Historically, deep learning model design for medical image analysis is heavily in-fluenced by methods proposed in the natural image domain where deep learning for images originally emerged [301]. This becomes evident in the extensive use of 2D CNNs that have been originally designed for 2D natural images [451]. This has been largely successful for a lot of medical image analysis problems [301, 447]. Thus, from a multi-dimensional perspective, the question is how to extend common 2D deep learning methods to other data representations.

Moving to lower data dimensions, 1D data does not offer much context, but it comes with the advantage of being computationally cheap. Thus, 1D data is interesting in terms of real-time applications, for example, for computer-assisted interventions. Furthermore, deep learning methods that are computationally expensive otherwise might be easy to employ on 1D data.

Moving towards higher-dimensional deep learning models is particularly challeng-ing as the curse of dimensionality becomes a significant problem. For a CNN, the number of trainable parameters increases exponentially, which leads to a severe risk of overfitting due to overparameterization, see Figure 1.4. Therefore, model design for higher-dimensional data requires a particular focus on efficiency in terms of the number of trainable parameters. At the same time, computational resources and memory usage become critical as processing high-dimensional data is very cost-intensive. Thus,

higher-dimensional deep learning model design is complicated, which might be one of the reasons why it has not gained more traction so far, despite promising results being reported [231]. For example, 3D CNN design has been previously referred to as "a nightmare" [327]. Overall, high-dimensional deep learning model design remains a challenging problem for medical image analysis.

Summarized, multi- and high-dimensional data are a promising opportunity to make use of relevant context. However, the optimal choice of data representations is often un-clear, and deep learning model design is challenging, in particular for high-dimensional data. This results in two principal research questions addressed in this thesis:

1. Which data representations should be used for deep learning-based multi-dimensional medical image processing?
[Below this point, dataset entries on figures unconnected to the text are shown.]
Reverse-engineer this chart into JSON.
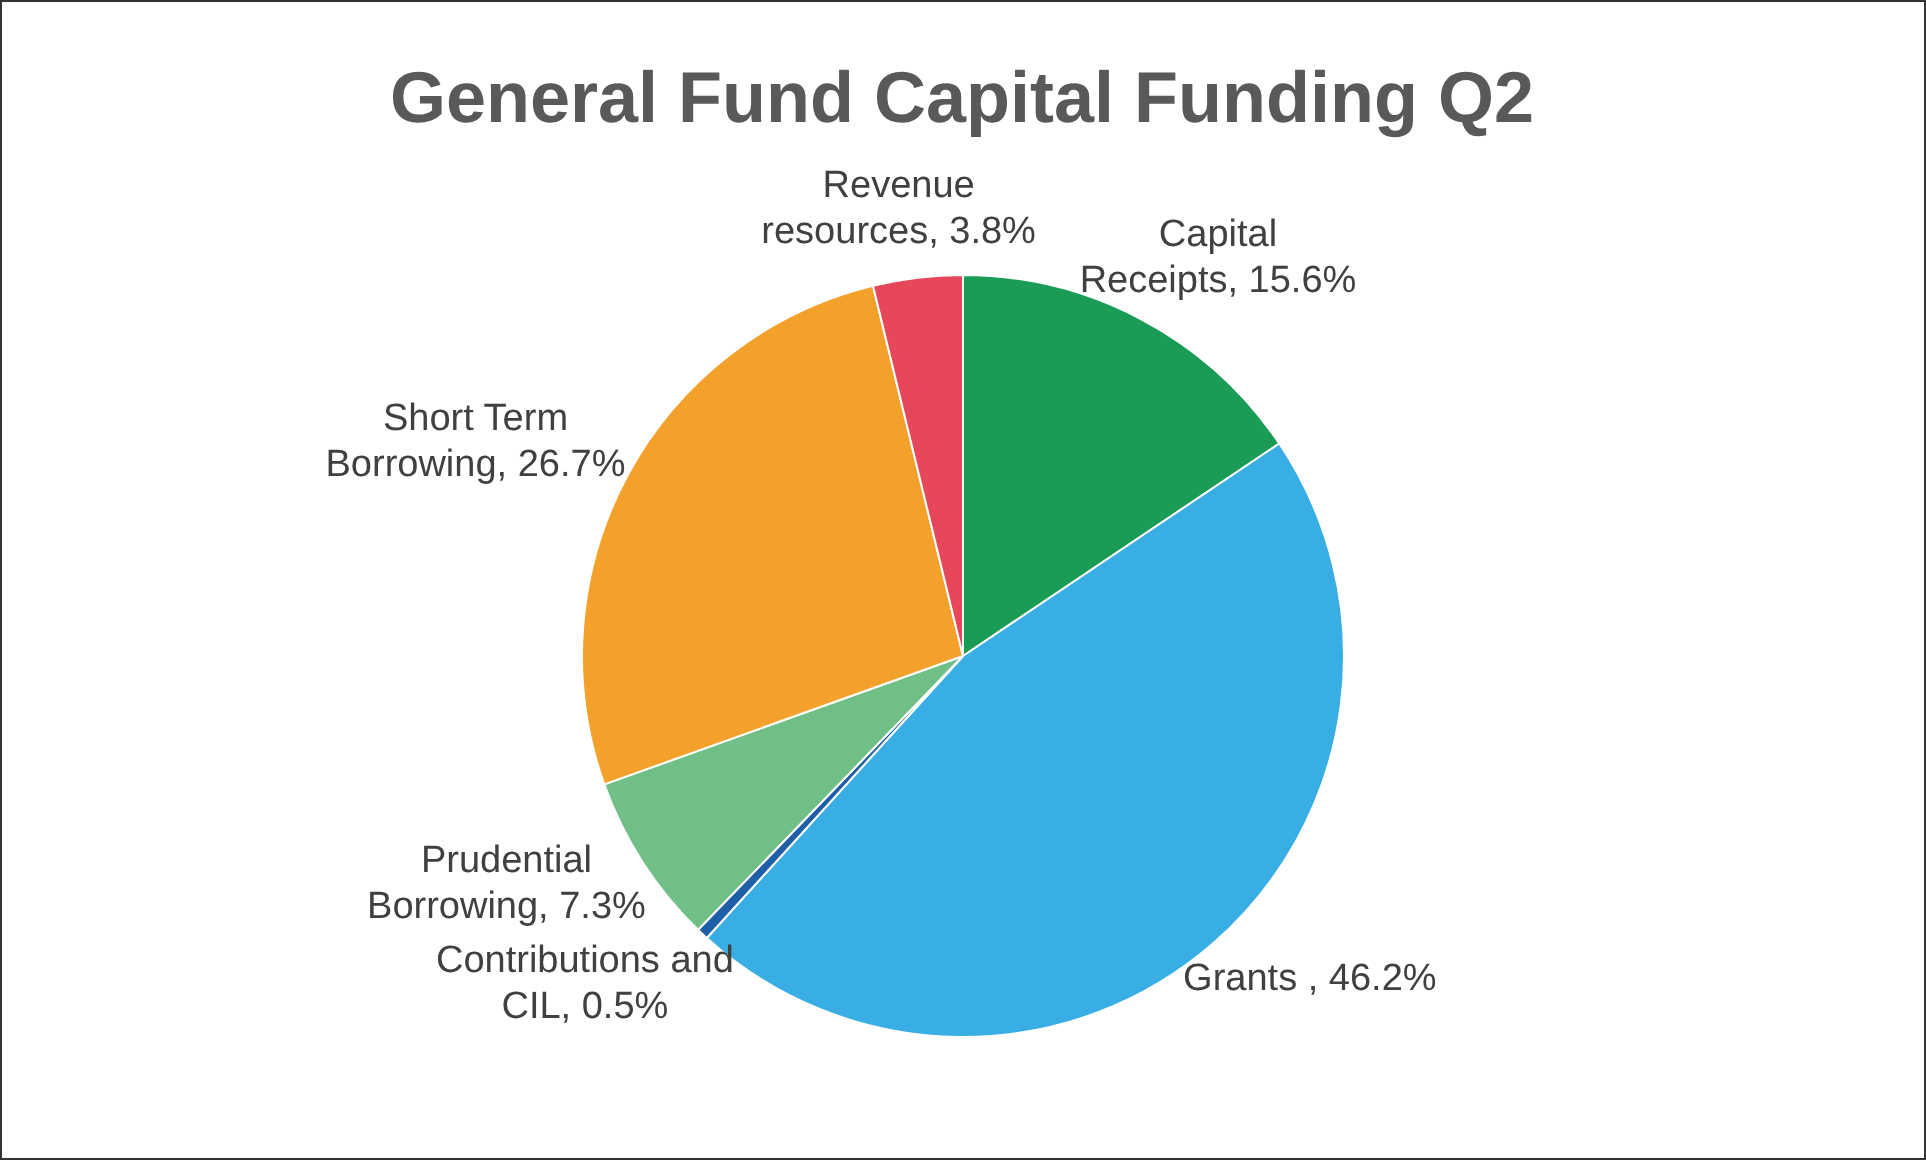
{
  "chart_data": {
    "type": "pie",
    "title": "General Fund Capital Funding Q2",
    "categories": [
      "Capital Receipts",
      "Grants ",
      "Contributions and CIL",
      "Prudential Borrowing",
      "Short Term Borrowing",
      "Revenue resources"
    ],
    "values": [
      15.6,
      46.2,
      0.5,
      7.3,
      26.7,
      3.8
    ],
    "colors": [
      "#1a9c57",
      "#38aee4",
      "#1f5fa8",
      "#6fbf87",
      "#f4a12c",
      "#e6475a"
    ],
    "value_labels": [
      "15.6%",
      "46.2%",
      "0.5%",
      "7.3%",
      "26.7%",
      "3.8%"
    ],
    "legend": false
  }
}
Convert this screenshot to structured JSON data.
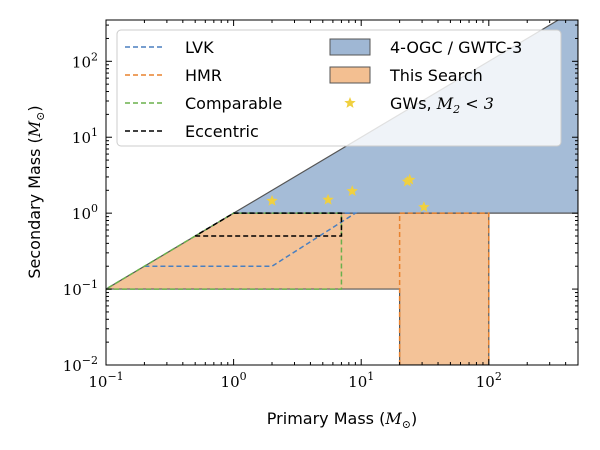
{
  "chart_data": {
    "type": "area",
    "xlabel_text": "Primary Mass (",
    "xlabel_math": "M",
    "xlabel_sub": "⊙",
    "xlabel_end": ")",
    "ylabel_text": "Secondary Mass (",
    "ylabel_math": "M",
    "ylabel_sub": "⊙",
    "ylabel_end": ")",
    "xscale": "log",
    "yscale": "log",
    "xlim": [
      0.1,
      500
    ],
    "ylim": [
      0.01,
      350
    ],
    "xticks": [
      {
        "value": 0.1,
        "base": "10",
        "exp": "−1"
      },
      {
        "value": 1,
        "base": "10",
        "exp": "0"
      },
      {
        "value": 10,
        "base": "10",
        "exp": "1"
      },
      {
        "value": 100,
        "base": "10",
        "exp": "2"
      }
    ],
    "yticks": [
      {
        "value": 0.01,
        "base": "10",
        "exp": "−2"
      },
      {
        "value": 0.1,
        "base": "10",
        "exp": "−1"
      },
      {
        "value": 1,
        "base": "10",
        "exp": "0"
      },
      {
        "value": 10,
        "base": "10",
        "exp": "1"
      },
      {
        "value": 100,
        "base": "10",
        "exp": "2"
      }
    ],
    "regions": [
      {
        "name": "4-OGC / GWTC-3",
        "color": "#7f9fc6",
        "polygon": [
          [
            1,
            1
          ],
          [
            500,
            500
          ],
          [
            500,
            1
          ]
        ]
      },
      {
        "name": "This Search",
        "color": "#efa96c",
        "polygon": [
          [
            0.1,
            0.1
          ],
          [
            1,
            1
          ],
          [
            100,
            1
          ],
          [
            100,
            0.01
          ],
          [
            20,
            0.01
          ],
          [
            20,
            0.1
          ]
        ]
      }
    ],
    "series": [
      {
        "name": "LVK",
        "color": "#4a7fbf",
        "points": [
          [
            0.2,
            0.2
          ],
          [
            2,
            0.2
          ],
          [
            9,
            1
          ],
          [
            1,
            1
          ]
        ]
      },
      {
        "name": "HMR",
        "color": "#e8822e",
        "points": [
          [
            20,
            0.01
          ],
          [
            20,
            1
          ],
          [
            100,
            1
          ],
          [
            100,
            0.01
          ]
        ]
      },
      {
        "name": "Comparable",
        "color": "#6ab04c",
        "points": [
          [
            0.1,
            0.1
          ],
          [
            7,
            0.1
          ],
          [
            7,
            1
          ],
          [
            1,
            1
          ],
          [
            0.1,
            0.1
          ]
        ]
      },
      {
        "name": "Eccentric",
        "color": "#000000",
        "points": [
          [
            0.5,
            0.5
          ],
          [
            7,
            0.5
          ],
          [
            7,
            1
          ],
          [
            1,
            1
          ],
          [
            0.5,
            0.5
          ]
        ]
      }
    ],
    "gw_events": {
      "name_text": "GWs, ",
      "name_math": "M",
      "name_sub": "2",
      "name_end": " < 3",
      "color": "#f0d040",
      "points": [
        [
          2,
          1.45
        ],
        [
          5.5,
          1.5
        ],
        [
          8.5,
          1.95
        ],
        [
          23,
          2.6
        ],
        [
          24,
          2.75
        ],
        [
          31,
          1.2
        ]
      ]
    },
    "legend": {
      "placement": "top",
      "columns": 2,
      "entries": [
        "LVK",
        "HMR",
        "Comparable",
        "Eccentric",
        "4-OGC / GWTC-3",
        "This Search"
      ]
    }
  }
}
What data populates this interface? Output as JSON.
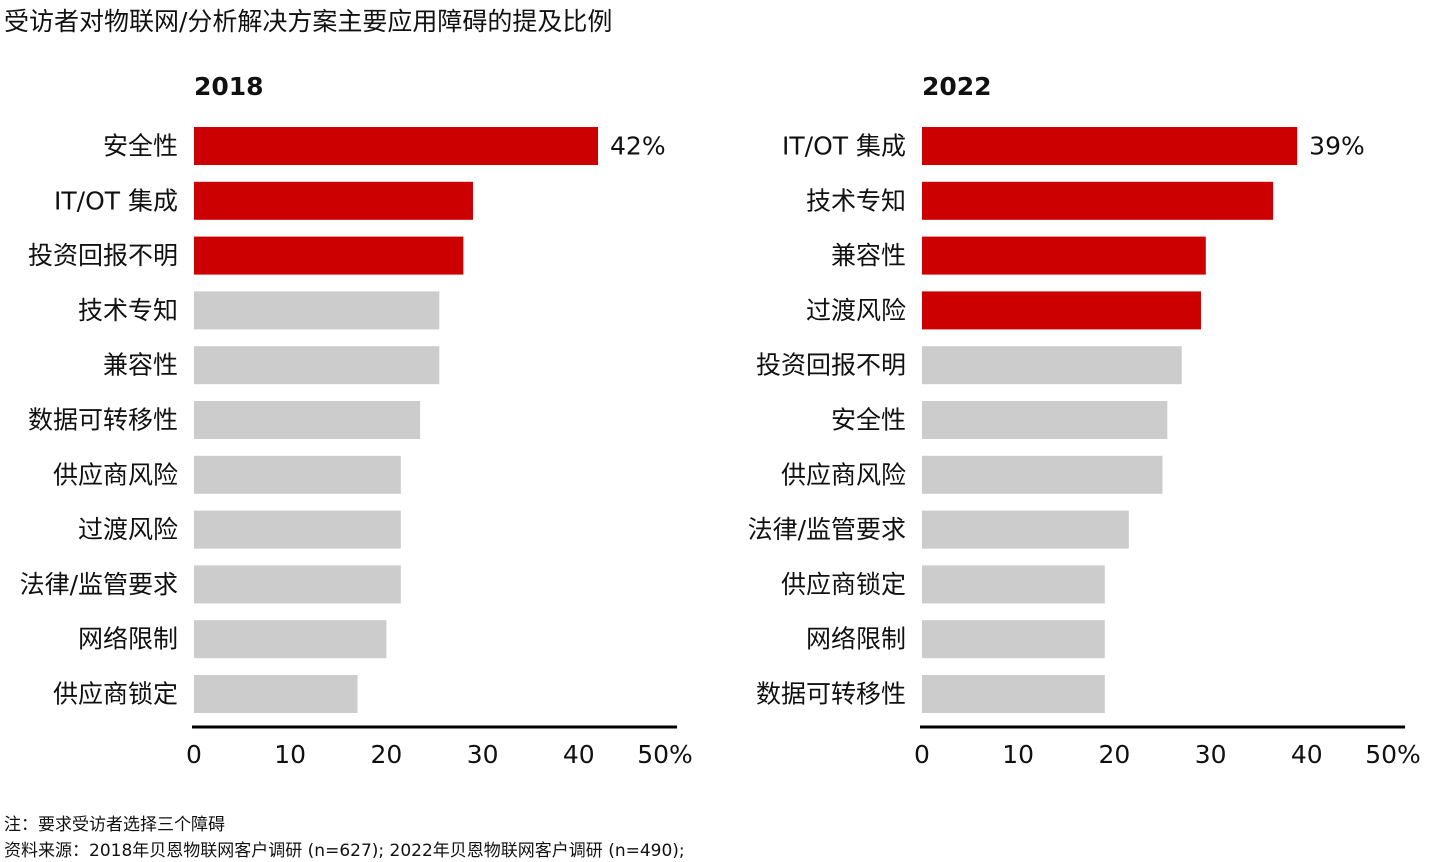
{
  "title": "受访者对物联网/分析解决方案主要应用障碍的提及比例",
  "colors": {
    "highlight": "#cc0000",
    "base": "#cccccc",
    "axis": "#000000"
  },
  "x_tick_labels": [
    "0",
    "10",
    "20",
    "30",
    "40",
    "50%"
  ],
  "chart_data": [
    {
      "type": "bar",
      "orientation": "horizontal",
      "title": "2018",
      "categories": [
        "安全性",
        "IT/OT 集成",
        "投资回报不明",
        "技术专知",
        "兼容性",
        "数据可转移性",
        "供应商风险",
        "过渡风险",
        "法律/监管要求",
        "网络限制",
        "供应商锁定"
      ],
      "values": [
        42,
        29,
        28,
        25.5,
        25.5,
        23.5,
        21.5,
        21.5,
        21.5,
        20,
        17
      ],
      "highlighted": [
        true,
        true,
        true,
        false,
        false,
        false,
        false,
        false,
        false,
        false,
        false
      ],
      "data_labels": [
        "42%",
        "",
        "",
        "",
        "",
        "",
        "",
        "",
        "",
        "",
        ""
      ],
      "xlim": [
        0,
        50
      ],
      "xticks": [
        0,
        10,
        20,
        30,
        40,
        50
      ]
    },
    {
      "type": "bar",
      "orientation": "horizontal",
      "title": "2022",
      "categories": [
        "IT/OT 集成",
        "技术专知",
        "兼容性",
        "过渡风险",
        "投资回报不明",
        "安全性",
        "供应商风险",
        "法律/监管要求",
        "供应商锁定",
        "网络限制",
        "数据可转移性"
      ],
      "values": [
        39,
        36.5,
        29.5,
        29,
        27,
        25.5,
        25,
        21.5,
        19,
        19,
        19
      ],
      "highlighted": [
        true,
        true,
        true,
        true,
        false,
        false,
        false,
        false,
        false,
        false,
        false
      ],
      "data_labels": [
        "39%",
        "",
        "",
        "",
        "",
        "",
        "",
        "",
        "",
        "",
        ""
      ],
      "xlim": [
        0,
        50
      ],
      "xticks": [
        0,
        10,
        20,
        30,
        40,
        50
      ]
    }
  ],
  "notes": {
    "note": "注：要求受访者选择三个障碍",
    "source": "资料来源：2018年贝恩物联网客户调研 (n=627); 2022年贝恩物联网客户调研 (n=490);"
  }
}
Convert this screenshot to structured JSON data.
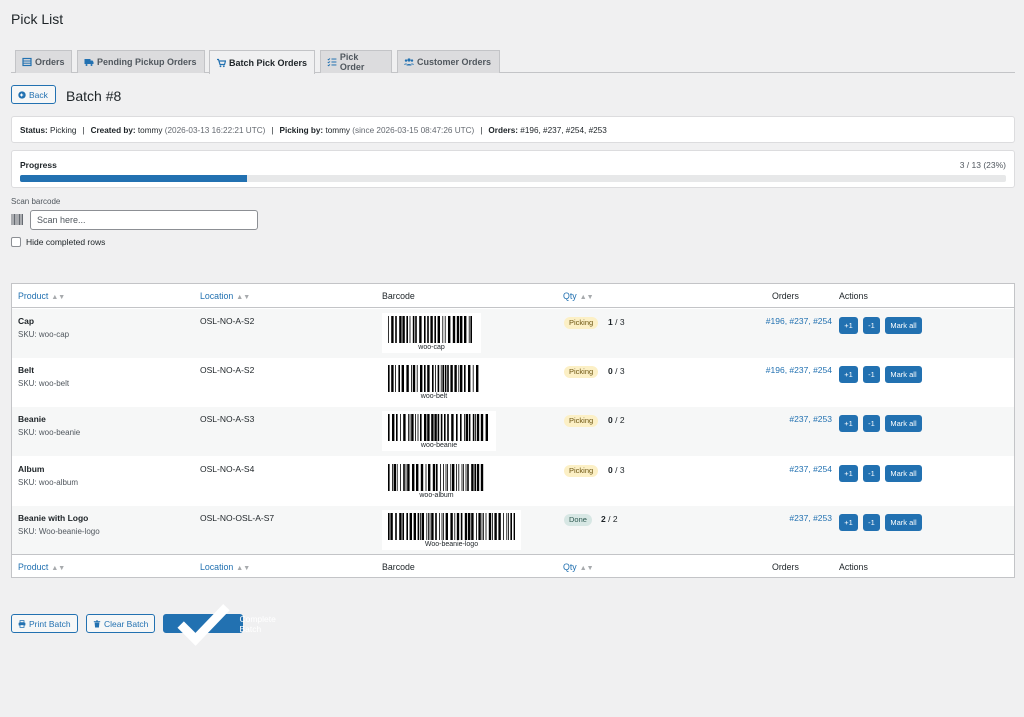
{
  "page_title": "Pick List",
  "tabs": [
    {
      "label": "Orders",
      "icon": "list-icon"
    },
    {
      "label": "Pending Pickup Orders",
      "icon": "truck-icon"
    },
    {
      "label": "Batch Pick Orders",
      "icon": "cart-icon"
    },
    {
      "label": "Pick Order",
      "icon": "checklist-icon"
    },
    {
      "label": "Customer Orders",
      "icon": "users-icon"
    }
  ],
  "active_tab": "Batch Pick Orders",
  "back_label": "Back",
  "batch_title": "Batch #8",
  "status_bar": {
    "status_label": "Status:",
    "status_value": "Picking",
    "created_label": "Created by:",
    "created_user": "tommy",
    "created_time": "(2026-03-13 16:22:21 UTC)",
    "picking_label": "Picking by:",
    "picking_user": "tommy",
    "picking_time": "(since 2026-03-15 08:47:26 UTC)",
    "orders_label": "Orders:",
    "orders_value": "#196, #237, #254, #253"
  },
  "progress": {
    "label": "Progress",
    "text": "3 / 13 (23%)",
    "fraction": 0.23
  },
  "scan": {
    "label": "Scan barcode",
    "placeholder": "Scan here..."
  },
  "hide_completed_label": "Hide completed rows",
  "table": {
    "headers": {
      "product": "Product",
      "location": "Location",
      "barcode": "Barcode",
      "qty": "Qty",
      "orders": "Orders",
      "actions": "Actions"
    },
    "rows": [
      {
        "name": "Cap",
        "sku": "SKU: woo-cap",
        "location": "OSL-NO-A-S2",
        "barcode": "woo-cap",
        "status": "Picking",
        "picked": "1",
        "total": "/ 3",
        "orders": [
          "#196",
          "#237",
          "#254"
        ]
      },
      {
        "name": "Belt",
        "sku": "SKU: woo-belt",
        "location": "OSL-NO-A-S2",
        "barcode": "woo-belt",
        "status": "Picking",
        "picked": "0",
        "total": "/ 3",
        "orders": [
          "#196",
          "#237",
          "#254"
        ]
      },
      {
        "name": "Beanie",
        "sku": "SKU: woo-beanie",
        "location": "OSL-NO-A-S3",
        "barcode": "woo-beanie",
        "status": "Picking",
        "picked": "0",
        "total": "/ 2",
        "orders": [
          "#237",
          "#253"
        ]
      },
      {
        "name": "Album",
        "sku": "SKU: woo-album",
        "location": "OSL-NO-A-S4",
        "barcode": "woo-album",
        "status": "Picking",
        "picked": "0",
        "total": "/ 3",
        "orders": [
          "#237",
          "#254"
        ]
      },
      {
        "name": "Beanie with Logo",
        "sku": "SKU: Woo-beanie-logo",
        "location": "OSL-NO-OSL-A-S7",
        "barcode": "Woo-beanie-logo",
        "status": "Done",
        "picked": "2",
        "total": "/ 2",
        "orders": [
          "#237",
          "#253"
        ]
      }
    ],
    "actions": {
      "plus": "+1",
      "minus": "-1",
      "mark_all": "Mark all"
    }
  },
  "bottom_buttons": {
    "print": "Print Batch",
    "clear": "Clear Batch",
    "complete": "Complete Batch"
  },
  "colors": {
    "accent": "#2271b1",
    "picking_bg": "#fcf0c6",
    "done_bg": "#d7e7e4"
  }
}
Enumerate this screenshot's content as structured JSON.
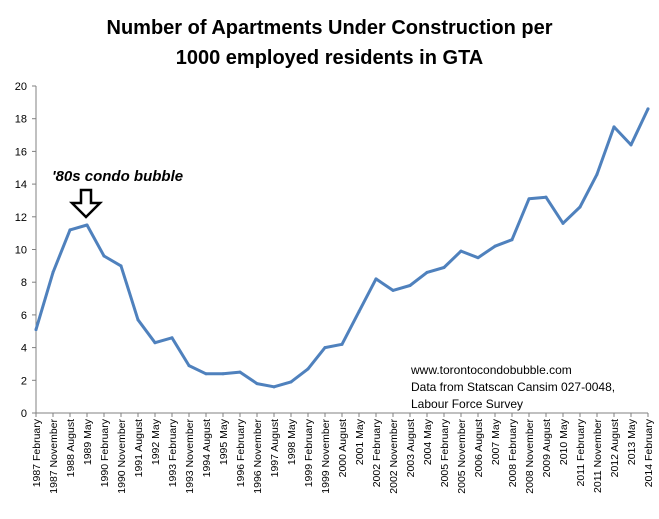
{
  "chart_data": {
    "type": "line",
    "title": [
      "Number  of Apartments Under Construction per",
      "1000 employed residents in GTA"
    ],
    "xlabel": "",
    "ylabel": "",
    "ylim": [
      0,
      20
    ],
    "yticks": [
      0,
      2,
      4,
      6,
      8,
      10,
      12,
      14,
      16,
      18,
      20
    ],
    "x_tick_labels": [
      "1987 February",
      "1987 November",
      "1988 August",
      "1989 May",
      "1990 February",
      "1990 November",
      "1991 August",
      "1992 May",
      "1993 February",
      "1993 November",
      "1994 August",
      "1995 May",
      "1996 February",
      "1996 November",
      "1997 August",
      "1998 May",
      "1999 February",
      "1999 November",
      "2000 August",
      "2001 May",
      "2002 February",
      "2002 November",
      "2003 August",
      "2004 May",
      "2005 February",
      "2005 November",
      "2006 August",
      "2007 May",
      "2008 February",
      "2008 November",
      "2009 August",
      "2010 May",
      "2011 February",
      "2011 November",
      "2012 August",
      "2013 May",
      "2014 February"
    ],
    "grid": false,
    "legend": "none",
    "series": [
      {
        "color": "#4f81bd",
        "x": [
          "1987 February",
          "1987 November",
          "1988 August",
          "1989 May",
          "1990 February",
          "1990 November",
          "1991 August",
          "1992 May",
          "1993 February",
          "1993 November",
          "1994 August",
          "1995 May",
          "1996 February",
          "1996 November",
          "1997 August",
          "1998 May",
          "1999 February",
          "1999 November",
          "2000 August",
          "2001 May",
          "2002 February",
          "2002 November",
          "2003 August",
          "2004 May",
          "2005 February",
          "2005 November",
          "2006 August",
          "2007 May",
          "2008 February",
          "2008 November",
          "2009 August",
          "2010 May",
          "2011 February",
          "2011 November",
          "2012 August",
          "2013 May",
          "2014 February"
        ],
        "values": [
          5.1,
          8.6,
          11.2,
          11.5,
          9.6,
          9.0,
          5.7,
          4.3,
          4.6,
          2.9,
          2.4,
          2.4,
          2.5,
          1.8,
          1.6,
          1.9,
          2.7,
          4.0,
          4.2,
          6.2,
          8.2,
          7.5,
          7.8,
          8.6,
          8.9,
          9.9,
          9.5,
          10.2,
          10.6,
          13.1,
          13.2,
          11.6,
          12.6,
          14.6,
          17.5,
          16.4,
          18.6
        ]
      }
    ],
    "annotations": [
      {
        "text": "'80s condo bubble",
        "target_x": "1988 August"
      },
      {
        "text": "www.torontocondobubble.com"
      },
      {
        "text": "Data from Statscan  Cansim 027-0048,"
      },
      {
        "text": "Labour Force Survey"
      }
    ]
  }
}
2. Which deep learning methods can be designed and used for processing specific data representations?

These research questions are very fundamental and broad in nature, requiring an analysis of different applications and imaging modalities to obtain general insights.

Therefore, throughout this dissertation, we address these two research questions for the imaging modalities OCT and MRI in the context of several different applications. We propose multiple novel deep learning approaches and architectures for multi-dimensional image data. Our methods undergo extensive empirical evaluation in different application scenarios for addressing the two research questions in an application-specific context and for gaining a broader understanding and generalizable insights on multi-dimensional deep learning.